• Press Release

Florida set to conduct its first execution in a year and a half

August 23, 2017

Ahead of a planned resumption of executions in Florida on August 24, 18 months after the last one, Amnesty International is issuing a paper on recent developments relating to the death penalty in the state.

Death in Florida” outlines the state’s response to the January 2016 Supreme Court decision that Florida’s capital sentencing law was unconstitutional, and the governor’s reaction to a prosecutor’s subsequent decision to reject the death penalty.

When State Attorney Aramis Ayala announced that she would not seek the death penalty due to its demonstrable flaws, Governor Scott immediately responded by ordering her replacement with a different prosecutor more willing to engage in this lethal pursuit. So far the governor has transferred 27 cases to his preferred prosecutor.

Racial discrimination was one of the death penalty’s flaws – along with its costs, risks and failure as a deterrent – cited by State Attorney Ayala, the first African American to be elected to that position in Florida.

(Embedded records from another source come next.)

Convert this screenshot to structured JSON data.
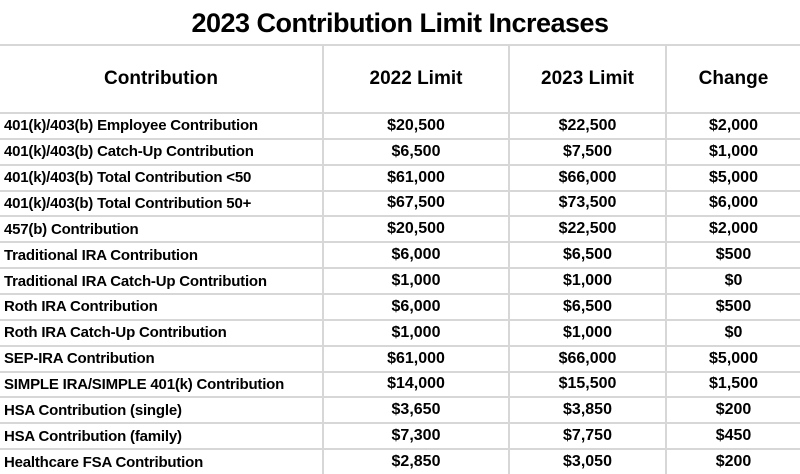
{
  "title": "2023 Contribution Limit Increases",
  "table": {
    "columns": [
      "Contribution",
      "2022 Limit",
      "2023 Limit",
      "Change"
    ],
    "rows": [
      [
        "401(k)/403(b) Employee Contribution",
        "$20,500",
        "$22,500",
        "$2,000"
      ],
      [
        "401(k)/403(b) Catch-Up Contribution",
        "$6,500",
        "$7,500",
        "$1,000"
      ],
      [
        "401(k)/403(b) Total Contribution <50",
        "$61,000",
        "$66,000",
        "$5,000"
      ],
      [
        "401(k)/403(b) Total Contribution 50+",
        "$67,500",
        "$73,500",
        "$6,000"
      ],
      [
        "457(b) Contribution",
        "$20,500",
        "$22,500",
        "$2,000"
      ],
      [
        "Traditional IRA Contribution",
        "$6,000",
        "$6,500",
        "$500"
      ],
      [
        "Traditional IRA Catch-Up Contribution",
        "$1,000",
        "$1,000",
        "$0"
      ],
      [
        "Roth IRA Contribution",
        "$6,000",
        "$6,500",
        "$500"
      ],
      [
        "Roth IRA Catch-Up Contribution",
        "$1,000",
        "$1,000",
        "$0"
      ],
      [
        "SEP-IRA Contribution",
        "$61,000",
        "$66,000",
        "$5,000"
      ],
      [
        "SIMPLE IRA/SIMPLE 401(k) Contribution",
        "$14,000",
        "$15,500",
        "$1,500"
      ],
      [
        "HSA Contribution (single)",
        "$3,650",
        "$3,850",
        "$200"
      ],
      [
        "HSA Contribution (family)",
        "$7,300",
        "$7,750",
        "$450"
      ],
      [
        "Healthcare FSA Contribution",
        "$2,850",
        "$3,050",
        "$200"
      ]
    ]
  },
  "colors": {
    "background": "#ffffff",
    "gridline": "#d7d7d7",
    "text": "#000000"
  },
  "chart_data": {
    "type": "table",
    "title": "2023 Contribution Limit Increases",
    "columns": [
      "Contribution",
      "2022 Limit",
      "2023 Limit",
      "Change"
    ],
    "rows": [
      {
        "contribution": "401(k)/403(b) Employee Contribution",
        "limit_2022": 20500,
        "limit_2023": 22500,
        "change": 2000
      },
      {
        "contribution": "401(k)/403(b) Catch-Up Contribution",
        "limit_2022": 6500,
        "limit_2023": 7500,
        "change": 1000
      },
      {
        "contribution": "401(k)/403(b) Total Contribution <50",
        "limit_2022": 61000,
        "limit_2023": 66000,
        "change": 5000
      },
      {
        "contribution": "401(k)/403(b) Total Contribution 50+",
        "limit_2022": 67500,
        "limit_2023": 73500,
        "change": 6000
      },
      {
        "contribution": "457(b) Contribution",
        "limit_2022": 20500,
        "limit_2023": 22500,
        "change": 2000
      },
      {
        "contribution": "Traditional IRA Contribution",
        "limit_2022": 6000,
        "limit_2023": 6500,
        "change": 500
      },
      {
        "contribution": "Traditional IRA Catch-Up Contribution",
        "limit_2022": 1000,
        "limit_2023": 1000,
        "change": 0
      },
      {
        "contribution": "Roth IRA Contribution",
        "limit_2022": 6000,
        "limit_2023": 6500,
        "change": 500
      },
      {
        "contribution": "Roth IRA Catch-Up Contribution",
        "limit_2022": 1000,
        "limit_2023": 1000,
        "change": 0
      },
      {
        "contribution": "SEP-IRA Contribution",
        "limit_2022": 61000,
        "limit_2023": 66000,
        "change": 5000
      },
      {
        "contribution": "SIMPLE IRA/SIMPLE 401(k) Contribution",
        "limit_2022": 14000,
        "limit_2023": 15500,
        "change": 1500
      },
      {
        "contribution": "HSA Contribution (single)",
        "limit_2022": 3650,
        "limit_2023": 3850,
        "change": 200
      },
      {
        "contribution": "HSA Contribution (family)",
        "limit_2022": 7300,
        "limit_2023": 7750,
        "change": 450
      },
      {
        "contribution": "Healthcare FSA Contribution",
        "limit_2022": 2850,
        "limit_2023": 3050,
        "change": 200
      }
    ]
  }
}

“We have seen time and again that the death penalty is irrevocably broken both in Florida and throughout the United States,” said Kristina Roth, senior program officer for criminal justice at Amnesty International USA. “It is discriminatory, arbitrary, and cruel. While states are increasingly moving away from capital punishment or do away with it altogether, Florida is backsliding on progress by resuming executions.”

The prisoner set to be executed on August 24 at 6 p.m. is Mark Asay, who was sent to death row in 1988 for two murders committed in 1987. The last execution in Florida was of Oscar Bolin on January 7, 2016, five days before the Supreme Court issued its Hurst v. Florida ruling that the state’s capital sentencing statute was unconstitutional.